Although rare, serious allergic reactions (including anaphylaxis) have been reported with calcitonin salmon. A skin test should be performed before the first administration. Emergency resuscitation equipment and medication should be available when administering the first dose. Signs of a serious allergic reaction include difficulty breathing, swelling of the face or throat, rapid heartbeat, and severe dizziness.
How Does Miacalcic Interact with Other Drugs?
Compared to many other medications, calcitonin salmon has a relatively limited drug interaction profile. However, certain interactions are clinically significant and require careful management. The primary concern relates to the effects of calcitonin on calcium homeostasis, which can influence the pharmacodynamics of other calcium-sensitive medications.
The mechanisms underlying these interactions relate primarily to calcitonin's ability to lower serum calcium and alter electrolyte balance. Since many medications depend on stable calcium levels for their therapeutic effect or are influenced by renal electrolyte handling, concurrent use with calcitonin requires awareness and sometimes dose adjustment.
Major Interactions
| Drug | Interaction | Clinical Significance | Management |
|---|---|---|---|
| Lithium | Calcitonin may reduce plasma lithium concentrations by increasing renal lithium excretion | May lead to subtherapeutic lithium levels and loss of mood stabilization | Monitor lithium levels closely; dose adjustment may be required |
| Cardiac Glycosides (Digoxin) | Calcitonin-induced changes in serum calcium may potentiate or alter the effects of cardiac glycosides | Hypocalcemia increases the risk of digitalis toxicity; altered calcium levels affect cardiac contractility | Monitor serum calcium and digoxin levels; watch for signs of digitalis toxicity |
Minor Interactions
| Drug | Interaction | Management |
|---|---|---|
| Bisphosphonates | Both drugs inhibit bone resorption; combined use may enhance calcium-lowering effects | Monitor calcium levels; this combination may be used therapeutically in severe hypercalcemia |
| Calcium supplements | May partially counteract the calcium-lowering effect of calcitonin | Timing of administration may need adjustment; discuss with prescriber |
| Vitamin D supplements | May partially counteract calcitonin's hypocalcemic effect by increasing intestinal calcium absorption | May require monitoring if co-administered for osteoporosis prevention |
It is essential to inform your healthcare provider about all prescription medications, over-the-counter drugs, herbal supplements, and vitamins you are taking before starting Miacalcic. This includes any medications you may have recently stopped taking, as some drugs have prolonged effects on calcium metabolism.

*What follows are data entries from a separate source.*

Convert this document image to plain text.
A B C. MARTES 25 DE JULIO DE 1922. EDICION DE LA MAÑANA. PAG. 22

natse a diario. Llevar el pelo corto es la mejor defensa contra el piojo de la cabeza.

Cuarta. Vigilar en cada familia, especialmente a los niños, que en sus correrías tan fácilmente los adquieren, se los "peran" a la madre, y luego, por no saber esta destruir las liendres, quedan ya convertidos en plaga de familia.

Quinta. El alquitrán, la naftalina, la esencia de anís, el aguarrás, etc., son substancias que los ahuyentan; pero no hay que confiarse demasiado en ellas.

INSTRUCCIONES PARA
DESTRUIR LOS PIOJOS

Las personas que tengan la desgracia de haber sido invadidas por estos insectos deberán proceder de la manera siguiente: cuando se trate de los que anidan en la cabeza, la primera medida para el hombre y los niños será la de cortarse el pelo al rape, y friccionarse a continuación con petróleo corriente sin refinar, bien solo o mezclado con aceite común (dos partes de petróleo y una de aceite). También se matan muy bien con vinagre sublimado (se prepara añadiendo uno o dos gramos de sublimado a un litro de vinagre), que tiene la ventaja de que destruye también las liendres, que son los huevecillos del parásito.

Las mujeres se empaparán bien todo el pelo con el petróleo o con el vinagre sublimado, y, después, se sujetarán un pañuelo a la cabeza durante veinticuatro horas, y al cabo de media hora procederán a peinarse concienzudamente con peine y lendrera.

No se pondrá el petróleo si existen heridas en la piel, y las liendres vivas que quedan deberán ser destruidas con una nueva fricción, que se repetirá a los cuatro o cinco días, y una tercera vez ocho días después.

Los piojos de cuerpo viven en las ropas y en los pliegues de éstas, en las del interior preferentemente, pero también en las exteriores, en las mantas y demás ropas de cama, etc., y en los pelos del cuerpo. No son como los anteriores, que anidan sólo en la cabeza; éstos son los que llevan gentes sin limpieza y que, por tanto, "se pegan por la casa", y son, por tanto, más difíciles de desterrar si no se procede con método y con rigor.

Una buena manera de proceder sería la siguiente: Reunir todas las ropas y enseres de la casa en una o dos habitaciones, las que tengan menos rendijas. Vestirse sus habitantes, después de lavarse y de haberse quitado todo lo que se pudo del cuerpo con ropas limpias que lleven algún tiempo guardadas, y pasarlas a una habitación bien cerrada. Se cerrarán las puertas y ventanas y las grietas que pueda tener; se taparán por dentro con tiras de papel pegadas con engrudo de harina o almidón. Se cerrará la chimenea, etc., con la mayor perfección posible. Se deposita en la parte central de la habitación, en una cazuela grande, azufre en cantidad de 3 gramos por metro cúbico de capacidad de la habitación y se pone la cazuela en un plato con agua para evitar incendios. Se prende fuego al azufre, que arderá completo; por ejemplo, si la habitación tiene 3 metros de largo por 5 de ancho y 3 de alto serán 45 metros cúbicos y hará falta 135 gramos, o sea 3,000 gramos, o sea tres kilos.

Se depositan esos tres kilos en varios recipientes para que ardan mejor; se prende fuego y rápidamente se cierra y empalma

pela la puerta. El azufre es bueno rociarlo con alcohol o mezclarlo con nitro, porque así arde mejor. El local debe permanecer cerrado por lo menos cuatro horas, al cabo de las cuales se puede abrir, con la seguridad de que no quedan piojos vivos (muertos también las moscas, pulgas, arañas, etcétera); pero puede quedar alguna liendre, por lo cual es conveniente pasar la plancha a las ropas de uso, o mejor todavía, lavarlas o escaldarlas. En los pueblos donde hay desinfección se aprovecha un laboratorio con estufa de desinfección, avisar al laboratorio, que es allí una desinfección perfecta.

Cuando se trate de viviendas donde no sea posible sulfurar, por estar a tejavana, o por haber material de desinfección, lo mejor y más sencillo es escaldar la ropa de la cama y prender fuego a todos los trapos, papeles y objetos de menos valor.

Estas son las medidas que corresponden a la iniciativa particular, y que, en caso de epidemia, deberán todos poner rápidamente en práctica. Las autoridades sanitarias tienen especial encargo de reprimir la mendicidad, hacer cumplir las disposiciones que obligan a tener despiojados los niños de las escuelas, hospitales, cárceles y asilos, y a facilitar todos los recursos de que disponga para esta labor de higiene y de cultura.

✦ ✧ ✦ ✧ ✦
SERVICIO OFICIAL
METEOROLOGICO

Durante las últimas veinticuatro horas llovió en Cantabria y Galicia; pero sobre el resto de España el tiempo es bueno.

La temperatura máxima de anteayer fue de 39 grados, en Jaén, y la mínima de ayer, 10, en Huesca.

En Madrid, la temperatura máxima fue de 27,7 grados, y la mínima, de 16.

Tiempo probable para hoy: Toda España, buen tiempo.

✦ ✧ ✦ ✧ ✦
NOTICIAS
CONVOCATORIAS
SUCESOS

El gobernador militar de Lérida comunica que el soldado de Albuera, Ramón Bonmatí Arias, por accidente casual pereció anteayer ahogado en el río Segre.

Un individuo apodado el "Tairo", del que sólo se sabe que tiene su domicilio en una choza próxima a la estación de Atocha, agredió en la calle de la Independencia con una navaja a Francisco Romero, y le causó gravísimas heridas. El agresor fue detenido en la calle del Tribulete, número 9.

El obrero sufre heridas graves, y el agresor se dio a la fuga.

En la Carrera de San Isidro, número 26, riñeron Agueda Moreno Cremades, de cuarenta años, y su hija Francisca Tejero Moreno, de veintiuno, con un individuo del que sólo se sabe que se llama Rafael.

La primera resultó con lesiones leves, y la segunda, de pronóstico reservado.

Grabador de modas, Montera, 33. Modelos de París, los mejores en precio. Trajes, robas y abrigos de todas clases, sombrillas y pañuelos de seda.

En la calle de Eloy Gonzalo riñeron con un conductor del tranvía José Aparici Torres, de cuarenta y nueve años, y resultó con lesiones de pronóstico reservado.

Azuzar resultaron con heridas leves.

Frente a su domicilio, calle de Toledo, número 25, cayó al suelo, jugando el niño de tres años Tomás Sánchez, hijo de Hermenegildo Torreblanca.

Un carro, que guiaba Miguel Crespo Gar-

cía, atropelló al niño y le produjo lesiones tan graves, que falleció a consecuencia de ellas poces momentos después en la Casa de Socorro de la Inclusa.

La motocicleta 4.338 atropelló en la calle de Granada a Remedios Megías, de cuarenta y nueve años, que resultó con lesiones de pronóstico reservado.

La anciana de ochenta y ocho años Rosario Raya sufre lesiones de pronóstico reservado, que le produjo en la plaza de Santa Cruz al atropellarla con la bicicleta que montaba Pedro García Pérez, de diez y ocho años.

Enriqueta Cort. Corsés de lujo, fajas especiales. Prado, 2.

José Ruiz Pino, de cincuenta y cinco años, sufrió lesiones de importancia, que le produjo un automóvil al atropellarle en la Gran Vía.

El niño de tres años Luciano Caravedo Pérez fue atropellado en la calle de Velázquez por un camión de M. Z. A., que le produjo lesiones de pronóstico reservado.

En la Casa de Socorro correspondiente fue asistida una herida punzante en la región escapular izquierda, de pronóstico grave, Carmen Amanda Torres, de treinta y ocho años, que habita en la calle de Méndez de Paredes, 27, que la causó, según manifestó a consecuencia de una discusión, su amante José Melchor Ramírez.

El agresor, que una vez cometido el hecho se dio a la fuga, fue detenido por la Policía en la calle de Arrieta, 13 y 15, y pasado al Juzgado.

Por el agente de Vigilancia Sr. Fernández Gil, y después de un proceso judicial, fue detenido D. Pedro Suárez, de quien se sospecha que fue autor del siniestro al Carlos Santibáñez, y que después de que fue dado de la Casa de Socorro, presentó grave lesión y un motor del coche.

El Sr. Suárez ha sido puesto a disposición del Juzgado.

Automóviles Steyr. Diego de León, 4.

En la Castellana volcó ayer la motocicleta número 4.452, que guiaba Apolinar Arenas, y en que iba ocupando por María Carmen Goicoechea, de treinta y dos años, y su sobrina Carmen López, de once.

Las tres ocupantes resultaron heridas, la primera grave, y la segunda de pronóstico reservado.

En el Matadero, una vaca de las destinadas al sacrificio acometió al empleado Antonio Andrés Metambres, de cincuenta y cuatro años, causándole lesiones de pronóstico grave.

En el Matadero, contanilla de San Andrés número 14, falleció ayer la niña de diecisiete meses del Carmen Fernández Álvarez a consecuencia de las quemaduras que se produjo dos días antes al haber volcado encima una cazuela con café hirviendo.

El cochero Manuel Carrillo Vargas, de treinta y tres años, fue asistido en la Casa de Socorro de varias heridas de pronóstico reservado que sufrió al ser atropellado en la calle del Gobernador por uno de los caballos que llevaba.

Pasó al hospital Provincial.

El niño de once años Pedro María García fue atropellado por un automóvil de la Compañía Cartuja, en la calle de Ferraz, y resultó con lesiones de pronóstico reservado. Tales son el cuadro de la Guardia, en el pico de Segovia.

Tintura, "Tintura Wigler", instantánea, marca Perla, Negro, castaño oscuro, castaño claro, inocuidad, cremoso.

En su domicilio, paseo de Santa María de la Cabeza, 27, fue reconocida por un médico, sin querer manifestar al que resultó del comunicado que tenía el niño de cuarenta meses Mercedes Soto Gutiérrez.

What Is the Correct Dosage of Miacalcic?
The dosage of Miacalcic varies according to the clinical indication, the severity of the condition, and the patient's individual response to treatment. It is administered by subcutaneous (under the skin) or intramuscular (into the muscle) injection. Subcutaneous injection is generally preferred for self-administration, while intramuscular injection may be used in clinical settings for larger volumes.
Adults
Paget's Disease of Bone
Recommended dose: 100 IU (1 ml) daily, administered by subcutaneous or intramuscular injection.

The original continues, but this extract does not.